The idea would be to create a Mauve House, like the model of La Maison Bleue [an organization that helps pregnant women in a vulnerable position]. What is interesting with this model is that it is a collaboration between the public sector and the private sector: the services are received within the Maison Bleue, but the professionals who intervene there are health professionals and social services that are sent by the CLSCs.

Ahmed Hamila, researcher and general coordinator of the Mauve Clinic

The process began just before the pandemic when University of Montreal professor Edward Ou Jin Lee approached Dr. Pierre-Paul Tellier, an expert in adolescent medicine and the health of LGBTQ2S+ populations, as well as Dr. Vania Jimenez , one of the co-founders of La Maison Bleue.

While the arrival of COVID-19 in our lives has exacerbated the needs of Clinique Mauve's clientele, it has also enabled the project to obtain funding from the Foundation for advancement of family medicine.  

Now that the second phase of the project is coming to an end, the various grants are also coming to an end soon. The challenge therefore lies in funding the Clinique Mauve so that it can move from a pilot project to a sustainable model that could spread throughout Quebec.  

Composed of family physicians, nurse practitioners, a psychologist and social workers, the Mauve Clinic offers free general or specific medical services to people in transition or those with HIV. All care is integrated and therefore coordinated within the network of professionals. There is also mental health assistance for clients who may have suffered serious trauma.

Most of the people I see have suffered significant trauma, because many come from countries where homosexuality or trans identity is illegal, which puts them at risk of prison or death.

Dr Pierre-Paul Tellier, doctor at Clinique Mauve

The Mauve Clinic has also given itself the mission of training health professionals in different approaches (intersectional, anti-oppressive or trans-identity, for example) to help them better intervene with migrant LGBTQ2S+ people and racialized. “These are approaches that are not always found in the curriculum of doctors, nurses or psychologists,” explains Ahmed Hamila, researcher and general coordinator of the clinic.

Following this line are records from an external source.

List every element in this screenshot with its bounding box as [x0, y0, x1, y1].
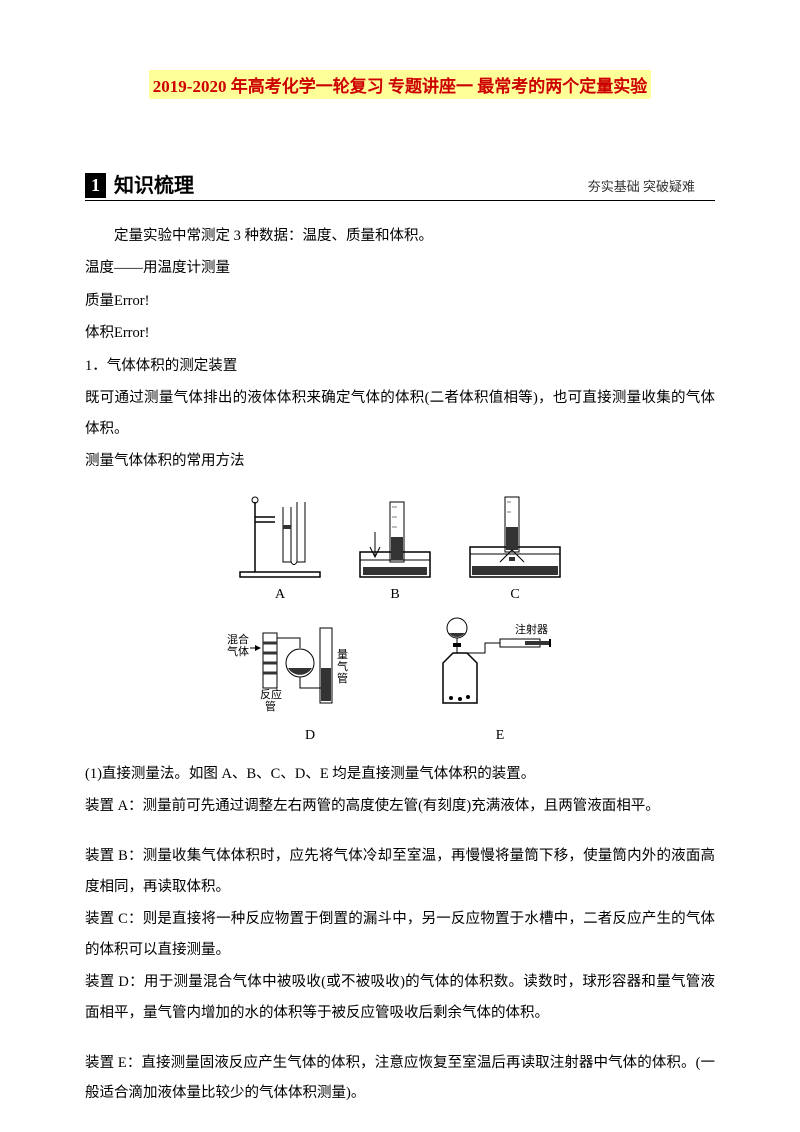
document-title: 2019-2020 年高考化学一轮复习 专题讲座一 最常考的两个定量实验 — [149, 70, 651, 99]
section-number-box: 1 — [85, 173, 106, 198]
gastube-label: 量 — [337, 648, 348, 661]
apparatus-diagram: A B — [85, 492, 715, 744]
apparatus-row-2: 混合 气体 反应 管 量 气 管 D — [85, 613, 715, 744]
label-a: A — [275, 587, 285, 603]
svg-text:管: 管 — [265, 699, 276, 713]
apparatus-a: A — [235, 492, 325, 603]
intro-text: 定量实验中常测定 3 种数据：温度、质量和体积。 — [85, 221, 715, 251]
device-a-text: 装置 A：测量前可先通过调整左右两管的高度使左管(有刻度)充满液体，且两管液面相… — [85, 791, 715, 821]
device-d-text: 装置 D：用于测量混合气体中被吸收(或不被吸收)的气体的体积数。读数时，球形容器… — [85, 967, 715, 1028]
mixgas-label: 混合 — [227, 632, 249, 646]
reaction-label: 反应 — [260, 687, 282, 701]
section-header: 1 知识梳理 夯实基础 突破疑难 — [85, 169, 715, 201]
apparatus-e-svg: 注射器 — [425, 613, 575, 723]
label-d: D — [305, 728, 315, 744]
label-c: C — [510, 587, 519, 603]
p1: 既可通过测量气体排出的液体体积来确定气体的体积(二者体积值相等)，也可直接测量收… — [85, 383, 715, 444]
device-c-text: 装置 C：则是直接将一种反应物置于倒置的漏斗中，另一反应物置于水槽中，二者反应产… — [85, 904, 715, 965]
apparatus-d: 混合 气体 反应 管 量 气 管 D — [225, 613, 395, 744]
apparatus-b-svg — [355, 492, 435, 582]
apparatus-d-svg: 混合 气体 反应 管 量 气 管 — [225, 613, 395, 723]
p2: 测量气体体积的常用方法 — [85, 446, 715, 476]
apparatus-c-svg — [465, 492, 565, 582]
section-title: 知识梳理 — [114, 169, 194, 198]
apparatus-c: C — [465, 492, 565, 603]
section-subtitle: 夯实基础 突破疑难 — [588, 176, 695, 198]
apparatus-b: B — [355, 492, 435, 603]
label-e: E — [496, 728, 505, 744]
apparatus-a-svg — [235, 492, 325, 582]
volume-text: 体积Error! — [85, 318, 715, 348]
svg-text:管: 管 — [337, 671, 348, 685]
device-b-text: 装置 B：测量收集气体体积时，应先将气体冷却至室温，再慢慢将量筒下移，使量筒内外… — [85, 841, 715, 902]
label-b: B — [390, 587, 399, 603]
mass-text: 质量Error! — [85, 286, 715, 316]
svg-text:气体: 气体 — [227, 644, 249, 658]
heading1: 1．气体体积的测定装置 — [85, 351, 715, 381]
syringe-label: 注射器 — [515, 622, 548, 636]
temp-text: 温度——用温度计测量 — [85, 253, 715, 283]
method1: (1)直接测量法。如图 A、B、C、D、E 均是直接测量气体体积的装置。 — [85, 759, 715, 789]
device-e-text: 装置 E：直接测量固液反应产生气体的体积，注意应恢复至室温后再读取注射器中气体的… — [85, 1048, 715, 1109]
apparatus-e: 注射器 E — [425, 613, 575, 744]
apparatus-row-1: A B — [85, 492, 715, 603]
svg-text:气: 气 — [337, 659, 348, 673]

According to Dr. Pierre-Paul Tellier, you have to think about training all the staff of a clinic, even those at the reception.

The doctor explains, for example, that very few of his Montreal counterparts are trained to offer gender affirmation services for the trans population.

To fill this gap, a team of researchers has launched training to help health and social services professionals meet the needs of trans and non-binary people, we learned during the conference of the Association francophone to find out (Acfas) which has been held in recent days.

Added to the concept of the clinic are peer navigators, i.e. racialized LGBTQ2S+ people who have themselves had to navigate the Quebec healthcare system and who have been recruited to support LGBTQ2S+ people. migrants whose language they share. Their role can take many forms, such as accompanying patients to their appointments, serving as their interpreter or simply being a contact to get them out of loneliness. It is precisely to break the isolation of its clientele that the Mauve Clinic also organizes social events.

The Mauve Clinic, which currently offers its services by being associated with establishments such as the Clinique l'Actuel and the CIUSSS du Centre-Ouest-de-l’Île-de-Montréal, seeks to maintain a rather short waiting list, but it is getting longer all the same as its notoriety grows within the community.

The hundred or so patients who have been followed there have also been able to evaluate the services received. “What emerges is that the Mauve Clinic makes it possible to get out of isolation and break down certain barriers to access to care”, confirms the general coordinator, who hopes to receive the necessary funding for the continuation of the project.